Во второй половине XVIII века население Гаваны достигало сорока тысяч человек — больше, чем в Нью-Йорке того времени. Значение стены становилось все меньше. К концу века Гавана состояла из двух частей: интрамурос, район внутри стен, с этого времени Хабана-Вьеха, и экстрамурос, район за стеной, который сейчас называется Сентро-Хабана (Centro Habana). В 1863 году начался демонтаж стены, но он потребовал почти так же много времени, как и ее возведение. Остатки стен успели увидеть наступление XX века. Один фрагмент сохранили в качестве памятника возле дома в Старой Гаване, в котором Хосе Марти провел четыре года жизни; кроме того, в этом доме сейчас музей.
Шесть. Чудовище
Viví en el monstruo, y le conozco las entrañas.
Я жил в чудовище, и я знаю его внутренности.
ХОСЕ МАРТИ
о Соединенных Штатах, 1895
Обстановка на Кубе в XIX веке была отмечена постоянными восстаниями против испанского владычества. В 1823 году бывший военный Хосе Франсиско Лемус с помощью масонских лож организовал мятеж по всему острову. Он планировал создать независимое государство, которое бы называлось на языке таино: Кубанакан. Но, как и во время восстания рабов во главе с Апонте в 1812 году, в ряды мятежников просочились шпионы, и выступление провалилось.
После восстания испанцы отправили сорок тысяч солдат для постоянного размещения на Кубе. До конца столетия почти все время эти войска либо были в состоянии готовности, либо вели боевые действия. Пенинсуларе
[27], то есть приезжих из Испании (в противовес родившимся на Кубе выходцам из испанских семей), местные не любили все больше и больше. Разве что богатые землевладельцы верили, что солдаты защитят их от рабов, свободных чернокожих и аболиционистов, от всех, кто стремился к независимости.
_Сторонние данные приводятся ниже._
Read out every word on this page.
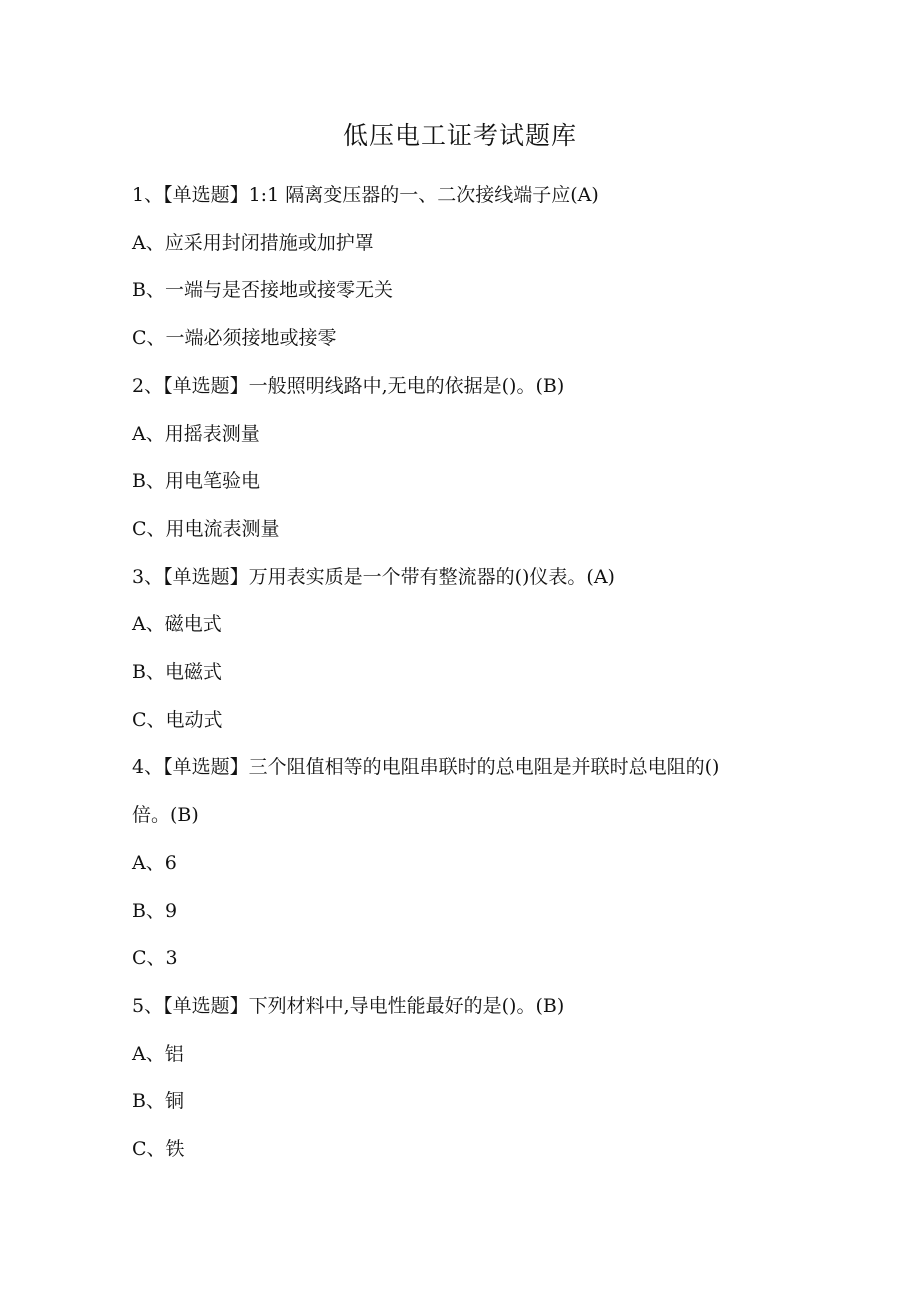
低压电工证考试题库

1、【单选题】1:1 隔离变压器的一、二次接线端子应(A)

A、应采用封闭措施或加护罩

B、一端与是否接地或接零无关

C、一端必须接地或接零

2、【单选题】一般照明线路中,无电的依据是()。(B)

A、用摇表测量

B、用电笔验电

C、用电流表测量

3、【单选题】万用表实质是一个带有整流器的()仪表。(A)

A、磁电式

B、电磁式

C、电动式

4、【单选题】三个阻值相等的电阻串联时的总电阻是并联时总电阻的()

倍。(B)

A、6

B、9

C、3

5、【单选题】下列材料中,导电性能最好的是()。(B)

A、铝

B、铜

C、铁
В 1851 году на Кубу вторгся Нарсисо Лопес. Он родился на Кубе, воевал против Симона Боливара, венесуэльца, желавшего освободить Южную Америку от испанцев и создать единое латиноамериканское государство. Хотя Лопес служил на Кубе чиновником, представлявшим интересы Испании, его увлекла мысль об аннексии Кубы Соединенными Штатами. Американцы давно заигрывали с этой идеей. В 1808 году президент Джефферсон отправил в Гавану посла, чтобы разведать возможность купить остров, как это было проделано с Луизианой
[28]. Из этого ничего не вышло, но к концу 1840-х годов, с ростом напряженности между рабовладельческими и свободными штатами Америки, на юге заинтересовались приобретением того, что могло бы стать еще одним рабовладельческим штатом. Разумеется, это значило, что данная мысль встретила неприятие среди свободных чернокожих и аболиционистов.
Нарсисо Лопеса в Соединенных Штатах горячо поддерживали сторонники идеи «Явного предначертания» — весьма спорной уверенности, что белой расе предназначено судьбой подчинить себе весь североамериканский континент. Некоторые, например Джон Куинси Адамс, видели в этом убеждении заговор с целью распространить рабство. Авраам Линкольн был одним из противников «Явного предначертания». Предопределением судьбы обосновывали США свои действия, когда вторглись в Мексику в 1846 году и захватили почти половину ее территории.